A Petrobrás com visão social não existe mais

O uso e a queima de derivados de petróleo, embora buscada e advogada em larga escala mundo afora, tem efeitos danosos não só sobre o meio ambiente, mas também diretamente sobre a vida humana.

Por exemplo, o benzeno, substância derivada do petróleo, encontrada na nossa gasolina do dia-a-dia, é cancerígena e lesiva ao organismo humano mesmo em baixas concentrações. A Agência Nacional do Petróleo (ANP) estabelece limites de benzeno para a gasolina comercializada no Brasil em, no máximo, 1,2% para a gasolina do tipo A (sem adição de álcool e aditivos) e 1% para gasolina tipo C (após a adição de álcool e aditivos nas distribuidoras).

Além desse risco, as atividades de risco que envolvem grandes concentrações de benzeno que utilizam e produzem a substância e suas misturas com mais de 1% de concentração por volume são as indústrias siderúrgicas, químicas e petroquímicas. Outro grupo que está exposto mesmo em concentrações menores de 1% são os trabalhadores de postos de gasolina, oficinas mecânicas, indústria de produção e utilização de colas, solventes, tintas e removedores, indústria de borracha e indústria gráfica.

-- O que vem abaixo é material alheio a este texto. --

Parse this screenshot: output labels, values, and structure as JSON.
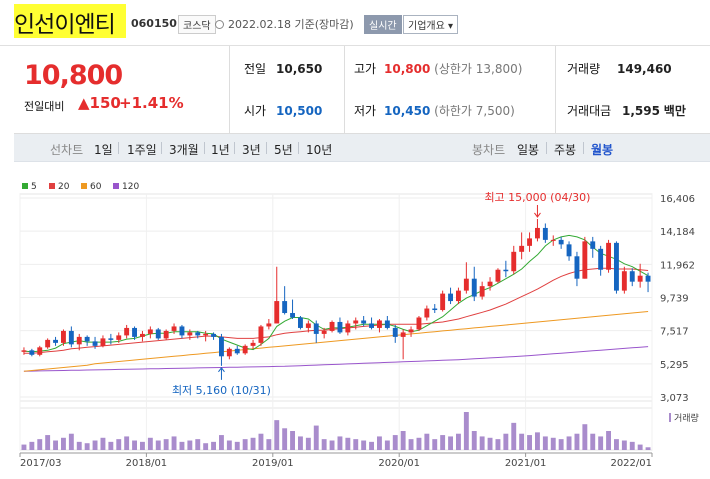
{
  "header": {
    "stock_name": "인선이엔티",
    "stock_code": "060150",
    "market": "코스닥",
    "date_text": "2022.02.18 기준(장마감)",
    "realtime_button": "실시간",
    "company_overview": "기업개요 ▾"
  },
  "price": {
    "current": "10,800",
    "change_label": "전일대비",
    "change_value": "▲150",
    "change_pct": "+1.41%"
  },
  "summary": {
    "prev_close": {
      "label": "전일",
      "value": "10,650"
    },
    "high": {
      "label": "고가",
      "value": "10,800",
      "sub": "(상한가 13,800)"
    },
    "volume": {
      "label": "거래량",
      "value": "149,460"
    },
    "open": {
      "label": "시가",
      "value": "10,500"
    },
    "low": {
      "label": "저가",
      "value": "10,450",
      "sub": "(하한가 7,500)"
    },
    "turnover": {
      "label": "거래대금",
      "value": "1,595",
      "unit": "백만"
    }
  },
  "toolbar": {
    "line_label": "선차트",
    "periods": [
      "1일",
      "1주일",
      "3개월",
      "1년",
      "3년",
      "5년",
      "10년"
    ],
    "candle_label": "봉차트",
    "candle_options": [
      "일봉",
      "주봉",
      "월봉"
    ],
    "selected": "월봉"
  },
  "colors": {
    "up": "#e52d2d",
    "down": "#1565c0",
    "ma5": "#33aa33",
    "ma20": "#e04040",
    "ma60": "#ee9922",
    "ma120": "#9955cc",
    "volume": "#a98ccc"
  },
  "chart_data": {
    "type": "line",
    "legend": [
      {
        "name": "5",
        "color": "#33aa33"
      },
      {
        "name": "20",
        "color": "#e04040"
      },
      {
        "name": "60",
        "color": "#ee9922"
      },
      {
        "name": "120",
        "color": "#9955cc"
      }
    ],
    "y_ticks": [
      "16,406",
      "14,184",
      "11,962",
      "9,739",
      "7,517",
      "5,295",
      "3,073"
    ],
    "ylim": [
      3073,
      16406
    ],
    "x_ticks": [
      "2017/03",
      "2018/01",
      "2019/01",
      "2020/01",
      "2021/01",
      "2022/01"
    ],
    "annotations": {
      "high": "최고 15,000 (04/30)",
      "low": "최저 5,160 (10/31)"
    },
    "volume_label": "거래량",
    "candles": [
      [
        6100,
        6400,
        5900,
        6200
      ],
      [
        6200,
        6300,
        5800,
        5900
      ],
      [
        5900,
        6500,
        5800,
        6400
      ],
      [
        6400,
        7000,
        6300,
        6900
      ],
      [
        6900,
        7100,
        6500,
        6700
      ],
      [
        6700,
        7600,
        6500,
        7500
      ],
      [
        7500,
        7800,
        6400,
        6600
      ],
      [
        6600,
        7300,
        6200,
        7100
      ],
      [
        7100,
        7200,
        6500,
        6800
      ],
      [
        6800,
        7100,
        6300,
        6500
      ],
      [
        6500,
        7200,
        6400,
        7000
      ],
      [
        7000,
        7300,
        6600,
        6900
      ],
      [
        6900,
        7400,
        6700,
        7200
      ],
      [
        7200,
        7900,
        7000,
        7700
      ],
      [
        7700,
        7800,
        6900,
        7100
      ],
      [
        7100,
        7500,
        6800,
        7300
      ],
      [
        7300,
        7800,
        7000,
        7600
      ],
      [
        7600,
        7700,
        6900,
        7000
      ],
      [
        7000,
        7600,
        6900,
        7500
      ],
      [
        7500,
        8000,
        7300,
        7800
      ],
      [
        7800,
        7900,
        7000,
        7200
      ],
      [
        7200,
        7600,
        6900,
        7400
      ],
      [
        7400,
        7500,
        7000,
        7200
      ],
      [
        7200,
        7500,
        6800,
        7300
      ],
      [
        7300,
        7400,
        6900,
        7100
      ],
      [
        7100,
        7300,
        5160,
        5800
      ],
      [
        5800,
        6400,
        5600,
        6300
      ],
      [
        6300,
        6500,
        5900,
        6000
      ],
      [
        6000,
        6600,
        5900,
        6500
      ],
      [
        6500,
        6900,
        6300,
        6700
      ],
      [
        6700,
        7900,
        6500,
        7800
      ],
      [
        7800,
        8300,
        7600,
        8000
      ],
      [
        8000,
        11800,
        8000,
        9500
      ],
      [
        9500,
        10500,
        8600,
        8700
      ],
      [
        8700,
        9600,
        8300,
        8400
      ],
      [
        8400,
        8500,
        7600,
        7700
      ],
      [
        7700,
        8200,
        7400,
        8000
      ],
      [
        8000,
        8200,
        6700,
        7300
      ],
      [
        7300,
        7700,
        7000,
        7500
      ],
      [
        7500,
        8200,
        7400,
        8100
      ],
      [
        8100,
        8400,
        7300,
        7400
      ],
      [
        7400,
        8200,
        7200,
        8000
      ],
      [
        8000,
        8400,
        7600,
        8200
      ],
      [
        8200,
        8500,
        7800,
        8000
      ],
      [
        8000,
        8400,
        7600,
        7700
      ],
      [
        7700,
        8300,
        7400,
        8200
      ],
      [
        8200,
        8500,
        7600,
        7700
      ],
      [
        7700,
        7900,
        6700,
        7100
      ],
      [
        7100,
        7600,
        5600,
        7400
      ],
      [
        7400,
        7800,
        7100,
        7600
      ],
      [
        7600,
        8500,
        7500,
        8400
      ],
      [
        8400,
        9200,
        8200,
        9000
      ],
      [
        9000,
        9300,
        8700,
        8900
      ],
      [
        8900,
        10200,
        8800,
        10000
      ],
      [
        10000,
        10400,
        9300,
        9500
      ],
      [
        9500,
        10400,
        9300,
        10200
      ],
      [
        10200,
        12100,
        10000,
        11000
      ],
      [
        11000,
        11800,
        9500,
        9800
      ],
      [
        9800,
        10800,
        9600,
        10500
      ],
      [
        10500,
        11100,
        10200,
        10800
      ],
      [
        10800,
        11700,
        10700,
        11600
      ],
      [
        11600,
        12200,
        11100,
        11500
      ],
      [
        11500,
        13200,
        11300,
        12800
      ],
      [
        12800,
        14100,
        12300,
        13200
      ],
      [
        13200,
        14100,
        12800,
        13700
      ],
      [
        13700,
        15000,
        13500,
        14400
      ],
      [
        14400,
        14700,
        13400,
        13600
      ],
      [
        13600,
        13900,
        13200,
        13600
      ],
      [
        13600,
        13800,
        13000,
        13300
      ],
      [
        13300,
        13500,
        12200,
        12500
      ],
      [
        12500,
        12800,
        10500,
        11000
      ],
      [
        11000,
        13800,
        11000,
        13500
      ],
      [
        13500,
        13800,
        12400,
        13000
      ],
      [
        13000,
        13200,
        11200,
        11600
      ],
      [
        11600,
        13600,
        11400,
        13400
      ],
      [
        13400,
        13500,
        10000,
        10200
      ],
      [
        10200,
        11800,
        10000,
        11500
      ],
      [
        11500,
        11700,
        10500,
        10800
      ],
      [
        10800,
        12000,
        10400,
        11200
      ],
      [
        11200,
        11400,
        10100,
        10800
      ]
    ],
    "ma5": [
      6150,
      6100,
      6150,
      6200,
      6350,
      6650,
      6750,
      6850,
      6750,
      6750,
      6750,
      6750,
      6800,
      6950,
      7000,
      7150,
      7300,
      7350,
      7350,
      7450,
      7450,
      7450,
      7450,
      7350,
      7300,
      6950,
      6750,
      6550,
      6350,
      6250,
      6600,
      7000,
      7800,
      8150,
      8400,
      8400,
      8300,
      7900,
      7600,
      7700,
      7700,
      7750,
      7850,
      7950,
      7950,
      7950,
      7950,
      7800,
      7600,
      7450,
      7550,
      7850,
      8150,
      8450,
      8900,
      9350,
      9700,
      9950,
      10200,
      10400,
      10700,
      11000,
      11300,
      11650,
      12150,
      12600,
      13200,
      13600,
      13800,
      13900,
      13800,
      13600,
      13100,
      12700,
      12500,
      12300,
      12000,
      11800,
      11500,
      11200
    ],
    "ma20": [
      6000,
      6000,
      6050,
      6100,
      6150,
      6200,
      6300,
      6350,
      6400,
      6450,
      6500,
      6550,
      6600,
      6650,
      6700,
      6750,
      6800,
      6850,
      6900,
      6950,
      7000,
      7050,
      7100,
      7150,
      7150,
      7100,
      7050,
      7000,
      7000,
      7000,
      7050,
      7100,
      7250,
      7350,
      7400,
      7450,
      7500,
      7550,
      7550,
      7600,
      7650,
      7700,
      7750,
      7800,
      7850,
      7900,
      7950,
      7950,
      7950,
      7950,
      7950,
      8000,
      8050,
      8100,
      8200,
      8300,
      8450,
      8600,
      8750,
      8900,
      9100,
      9300,
      9550,
      9800,
      10050,
      10300,
      10600,
      10900,
      11150,
      11350,
      11500,
      11600,
      11650,
      11700,
      11700,
      11650,
      11650,
      11650,
      11600,
      11550
    ],
    "ma60": [
      4800,
      4850,
      4900,
      4950,
      5000,
      5050,
      5100,
      5150,
      5200,
      5300,
      5350,
      5400,
      5450,
      5500,
      5550,
      5600,
      5650,
      5700,
      5750,
      5800,
      5850,
      5900,
      5950,
      6000,
      6050,
      6100,
      6150,
      6200,
      6250,
      6300,
      6350,
      6400,
      6450,
      6500,
      6550,
      6600,
      6650,
      6700,
      6750,
      6800,
      6850,
      6900,
      6950,
      7000,
      7050,
      7100,
      7150,
      7200,
      7250,
      7300,
      7350,
      7400,
      7450,
      7500,
      7550,
      7600,
      7650,
      7700,
      7750,
      7800,
      7850,
      7900,
      7950,
      8000,
      8050,
      8100,
      8150,
      8200,
      8250,
      8300,
      8350,
      8400,
      8450,
      8500,
      8550,
      8600,
      8650,
      8700,
      8750,
      8800
    ],
    "ma120": [
      4800,
      4810,
      4820,
      4830,
      4840,
      4850,
      4860,
      4870,
      4880,
      4890,
      4900,
      4910,
      4920,
      4930,
      4940,
      4950,
      4960,
      4970,
      4980,
      4990,
      5000,
      5010,
      5020,
      5030,
      5040,
      5050,
      5060,
      5070,
      5080,
      5090,
      5100,
      5110,
      5120,
      5130,
      5150,
      5170,
      5190,
      5210,
      5230,
      5250,
      5270,
      5290,
      5310,
      5330,
      5350,
      5370,
      5390,
      5410,
      5430,
      5450,
      5470,
      5490,
      5510,
      5530,
      5550,
      5570,
      5600,
      5630,
      5660,
      5690,
      5720,
      5750,
      5780,
      5810,
      5850,
      5890,
      5930,
      5970,
      6010,
      6050,
      6090,
      6130,
      6170,
      6210,
      6250,
      6290,
      6330,
      6370,
      6410,
      6450
    ],
    "volumes": [
      20,
      30,
      40,
      55,
      35,
      45,
      60,
      30,
      25,
      35,
      45,
      30,
      40,
      50,
      35,
      30,
      45,
      35,
      40,
      50,
      30,
      35,
      40,
      25,
      30,
      55,
      35,
      30,
      40,
      45,
      60,
      40,
      110,
      80,
      70,
      50,
      45,
      90,
      40,
      35,
      50,
      45,
      40,
      35,
      30,
      50,
      35,
      55,
      70,
      40,
      45,
      60,
      40,
      55,
      50,
      60,
      140,
      70,
      50,
      45,
      40,
      60,
      100,
      60,
      55,
      65,
      50,
      45,
      40,
      50,
      60,
      95,
      60,
      50,
      70,
      40,
      35,
      30,
      20,
      10
    ]
  }
}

Há ainda no Brasil outra situação de elevado risco para a população, fruto de nosso atraso tecnológico e do desleixo das autoridades e da Petrobrás. É o caso do diesel utilizado atualmente no Brasil, com alto teor de enxofre e extremamente poluente. O combustível provoca doenças cardiovasculares, respiratórias e até mesmo o câncer.

Após um grande atraso, a Petrobrás planeja construir, a partir de 2010, plantas de hidrodessulfurização de gasolina visando reduzir o teor de enxofre neste derivado. A instalação dessas unidades vai permitir à Petrobrás especificar gasolina com 50 partes por milhão (ppm) de enxofre. Hoje a gasolina brasileira é comercializada com 1.000 ppm. O resultado da redução do teor de enxofre é uma melhoria na qualidade do ar, já que deixarão de ser lançadas diariamente na atmosfera cerca de 72 toneladas de dióxido de enxofre.

A presença de altos teores de enxofre na gasolina e no óleo diesel tem feito muito mal à população de nossas grandes cidades. Este tipo de poluição mata três mil brasileiros por ano apenas na cidade de São Paulo, além de afetar a saúde de milhares de outras pessoas, causando até doenças crônicas. O problema estava sendo abordado por órgãos do governo e estava para ser, pelo menos, atenuado por uma resolução do Conselho Nacional do Meio Ambiente (Conama), órgão do Ministério do Meio Ambiente, que previa a colocação no mercado de um diesel com menor teor de enxofre a partir do final de janeiro deste ano (2009).

Porém, um acordo fechado entre o governo, as montadoras de automóveis e a Petrobrás adiou seu cumprimento para 2012, passando por cima da resolução do Conama, cuja publicação é de 2002. É bom que se diga que no acordo que levou ao adiamento não houve qualquer participação da sociedade civil.

Este adiamento por três anos do cumprimento da resolução poderá resultar na morte de pelo menos 25 mil pessoas apenas na região metropolitana de São Paulo até 2040.

Tudo isto ocorre durante um governo teoricamente de origem popular e por pressão de uma empresa que já foi o orgulho dos brasileiros, em função de sua vencida visão social. Hoje na Petrobrás prevalece a visão de seus acionistas privados daqui e de Wall Street: o lucro acima de tudo!